In adopting the programs for Latin Americans, the Biden administration was responding to widespread criticism over the chaotic situation on the southern border, which last year saw 1.5 million unauthorized crossings. It bypassed years of failed attempts in Congress to legalize undocumented workers already in the country or to make more visas available to employers who wish to bring in temporary workers.


The new parole programs are temporary — most expire after two years, unless they are renewed — but they already are changing the nature of immigrant arrivals. The migrants who were admitted to the country after flooding the border from many of the same conflict-ridden countries last year have not been allowed to work for at least six months after opening an asylum case.


As a result, many have wound up in shelters in cities like New York, which has struggled to accommodate them.


The humanitarian parole program, in contrast, requires immigrants to first have a sponsor in the United States who will take financial responsibility for settling them in, and expeditiously offers a work permit for those approved. Employers with worker shortages are welcoming the arrivals as an important new labor pool.


The administration’s goal was to discourage the hundreds of thousands of migrants who were arriving at the border by allowing people to apply in a more orderly fashion from their home countries. After the programs began, overall Border Patrol apprehensions at the border reached their lowest levels in two years, led by a precipitous decline in Cubans, Haitians, Nicaraguans and Venezuelans. Average weekly apprehensions declined to 46 in late February from 1,231 in early January, when some of the parole measures were announced.


“The successful use of these parole processes and the significant decrease in illegal crossing attempts demonstrate clearly that noncitizens prefer to utilize a safe, lawful and orderly pathway to the United States if one is available, rather than putting their lives and livelihoods in the hands of ruthless smugglers,” the Department of Homeland Security said in a statement.


Overall border crossings from all nationalities, however, remain near historic highs, even with the new programs.


The programs have divided leaders of Republican states. Some, including those suing, contend that with the new programs, Biden has effectively kept the country’s doors wide open, although instead of masses of people crossing without authorization, he has invited them in legally.


But the programs have attracted broad support in the business community in some conservative states, like North Dakota, where there is deep concern over worker shortages.
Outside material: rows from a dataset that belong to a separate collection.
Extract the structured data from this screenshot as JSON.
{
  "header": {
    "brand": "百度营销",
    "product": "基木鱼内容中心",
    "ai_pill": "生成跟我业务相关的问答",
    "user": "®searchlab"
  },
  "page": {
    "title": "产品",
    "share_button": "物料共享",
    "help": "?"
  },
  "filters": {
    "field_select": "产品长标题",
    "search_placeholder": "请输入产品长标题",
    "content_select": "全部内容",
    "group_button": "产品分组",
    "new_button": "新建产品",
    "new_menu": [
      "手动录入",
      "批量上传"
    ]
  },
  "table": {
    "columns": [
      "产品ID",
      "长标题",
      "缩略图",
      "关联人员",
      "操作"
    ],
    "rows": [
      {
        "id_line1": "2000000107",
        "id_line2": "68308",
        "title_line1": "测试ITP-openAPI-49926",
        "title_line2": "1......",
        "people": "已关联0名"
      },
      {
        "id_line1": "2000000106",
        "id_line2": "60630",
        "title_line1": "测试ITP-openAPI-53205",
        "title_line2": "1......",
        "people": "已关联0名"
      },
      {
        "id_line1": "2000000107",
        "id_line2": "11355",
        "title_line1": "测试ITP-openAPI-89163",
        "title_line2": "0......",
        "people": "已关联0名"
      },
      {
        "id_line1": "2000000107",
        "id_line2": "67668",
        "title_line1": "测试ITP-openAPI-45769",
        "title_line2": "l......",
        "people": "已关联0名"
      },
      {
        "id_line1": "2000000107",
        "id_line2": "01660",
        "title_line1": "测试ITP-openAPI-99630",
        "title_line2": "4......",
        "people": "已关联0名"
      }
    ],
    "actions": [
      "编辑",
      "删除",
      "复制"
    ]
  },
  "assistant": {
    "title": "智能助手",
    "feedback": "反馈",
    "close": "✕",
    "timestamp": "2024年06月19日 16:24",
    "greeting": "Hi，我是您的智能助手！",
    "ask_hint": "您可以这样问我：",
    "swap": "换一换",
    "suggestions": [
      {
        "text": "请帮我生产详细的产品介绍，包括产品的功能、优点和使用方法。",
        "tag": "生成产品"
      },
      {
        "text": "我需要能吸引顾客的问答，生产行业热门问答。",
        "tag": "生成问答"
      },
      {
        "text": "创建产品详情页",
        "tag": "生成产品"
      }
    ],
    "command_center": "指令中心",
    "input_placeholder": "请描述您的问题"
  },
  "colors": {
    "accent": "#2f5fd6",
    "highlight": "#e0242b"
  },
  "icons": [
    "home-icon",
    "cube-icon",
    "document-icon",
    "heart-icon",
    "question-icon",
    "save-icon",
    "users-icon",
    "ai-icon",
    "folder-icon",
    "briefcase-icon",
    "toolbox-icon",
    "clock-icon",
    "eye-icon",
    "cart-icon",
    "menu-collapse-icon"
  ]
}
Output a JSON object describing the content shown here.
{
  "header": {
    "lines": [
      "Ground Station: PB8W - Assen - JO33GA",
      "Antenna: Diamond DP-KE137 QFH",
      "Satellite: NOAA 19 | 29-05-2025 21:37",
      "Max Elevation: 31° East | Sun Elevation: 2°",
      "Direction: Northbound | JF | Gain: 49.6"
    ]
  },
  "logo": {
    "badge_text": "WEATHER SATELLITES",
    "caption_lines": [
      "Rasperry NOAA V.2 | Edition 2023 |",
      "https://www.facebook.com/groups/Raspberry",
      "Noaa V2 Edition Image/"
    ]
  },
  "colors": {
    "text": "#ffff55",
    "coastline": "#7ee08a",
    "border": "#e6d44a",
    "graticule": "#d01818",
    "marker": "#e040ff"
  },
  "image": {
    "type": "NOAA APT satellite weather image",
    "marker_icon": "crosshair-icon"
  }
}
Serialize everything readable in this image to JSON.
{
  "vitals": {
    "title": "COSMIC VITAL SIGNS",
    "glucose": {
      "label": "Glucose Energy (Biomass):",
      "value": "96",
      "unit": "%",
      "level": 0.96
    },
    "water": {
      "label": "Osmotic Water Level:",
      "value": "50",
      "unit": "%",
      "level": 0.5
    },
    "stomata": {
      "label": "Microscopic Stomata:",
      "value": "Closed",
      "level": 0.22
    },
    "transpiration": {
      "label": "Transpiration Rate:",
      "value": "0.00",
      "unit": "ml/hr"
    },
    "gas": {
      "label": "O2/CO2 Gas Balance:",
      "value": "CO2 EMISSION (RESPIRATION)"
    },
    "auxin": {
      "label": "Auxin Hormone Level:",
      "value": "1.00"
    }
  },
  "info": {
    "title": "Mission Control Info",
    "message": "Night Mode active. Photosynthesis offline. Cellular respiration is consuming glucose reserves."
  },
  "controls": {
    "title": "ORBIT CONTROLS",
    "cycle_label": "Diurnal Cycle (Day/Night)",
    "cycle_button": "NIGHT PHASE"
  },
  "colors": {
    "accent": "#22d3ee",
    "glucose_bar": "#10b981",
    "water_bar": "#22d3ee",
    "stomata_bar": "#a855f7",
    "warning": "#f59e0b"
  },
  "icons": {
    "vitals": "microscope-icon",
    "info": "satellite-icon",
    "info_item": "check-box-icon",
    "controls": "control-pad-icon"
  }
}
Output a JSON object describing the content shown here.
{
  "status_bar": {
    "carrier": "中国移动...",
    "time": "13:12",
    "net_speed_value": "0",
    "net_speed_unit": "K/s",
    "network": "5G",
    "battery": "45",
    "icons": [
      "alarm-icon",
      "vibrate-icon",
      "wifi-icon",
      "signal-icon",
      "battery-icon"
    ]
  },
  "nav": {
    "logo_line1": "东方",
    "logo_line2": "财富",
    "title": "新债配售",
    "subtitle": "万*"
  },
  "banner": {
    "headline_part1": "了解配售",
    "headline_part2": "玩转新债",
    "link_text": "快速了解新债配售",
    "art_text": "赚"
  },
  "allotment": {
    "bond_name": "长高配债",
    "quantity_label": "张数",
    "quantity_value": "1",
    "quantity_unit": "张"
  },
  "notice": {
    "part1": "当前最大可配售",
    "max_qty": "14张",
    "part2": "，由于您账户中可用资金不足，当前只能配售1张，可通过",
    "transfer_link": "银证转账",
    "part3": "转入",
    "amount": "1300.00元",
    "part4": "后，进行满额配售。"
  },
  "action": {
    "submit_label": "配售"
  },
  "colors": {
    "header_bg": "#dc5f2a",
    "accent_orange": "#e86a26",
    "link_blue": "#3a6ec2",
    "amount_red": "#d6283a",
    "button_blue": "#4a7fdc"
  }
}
A report last week from FWD.us, a bipartisan pro-immigration group, estimated that about 450,000 immigrants who entered the United States on parole programs from Afghanistan, Ukraine and Latin American countries were filling jobs in industries facing critical labor shortages, including construction, food services, health care and manufacturing.


In North Dakota, where the oil industry has been struggling to hire roustabouts to operate rigs in the region’s notoriously punishing weather, the state Petroleum Council is recruiting people across the western prairie to act as sponsors for new Ukrainian immigrants who can be put to work.


The first 25 Ukrainian families are expected to arrive by July, with hopes that hundreds more will follow soon after.


“The Ukrainians need us, and we need them,” said Ron Ness, president of the council. “We have been working seriously to develop a very big project on a very large scale to attract them.”


The Ukrainian immigrants in western North Dakota are joining a community of Ukrainians that sprang up there in the late 1800s. State officials said that welcoming the newcomers would both achieve a humanitarian goal and help address a shortfall of about 10,000 workers in the oil industry.


Glenn Baranko, who owns a large company that builds pads for drilling rigs and is the great-grandson of Ukrainian settlers, said that his family and friends have already agreed to sponsor 10 people he plans to employ.


“I want them here, and I will help them get their first apartment and make sure their fridge is full until the paychecks start to come in,” he said.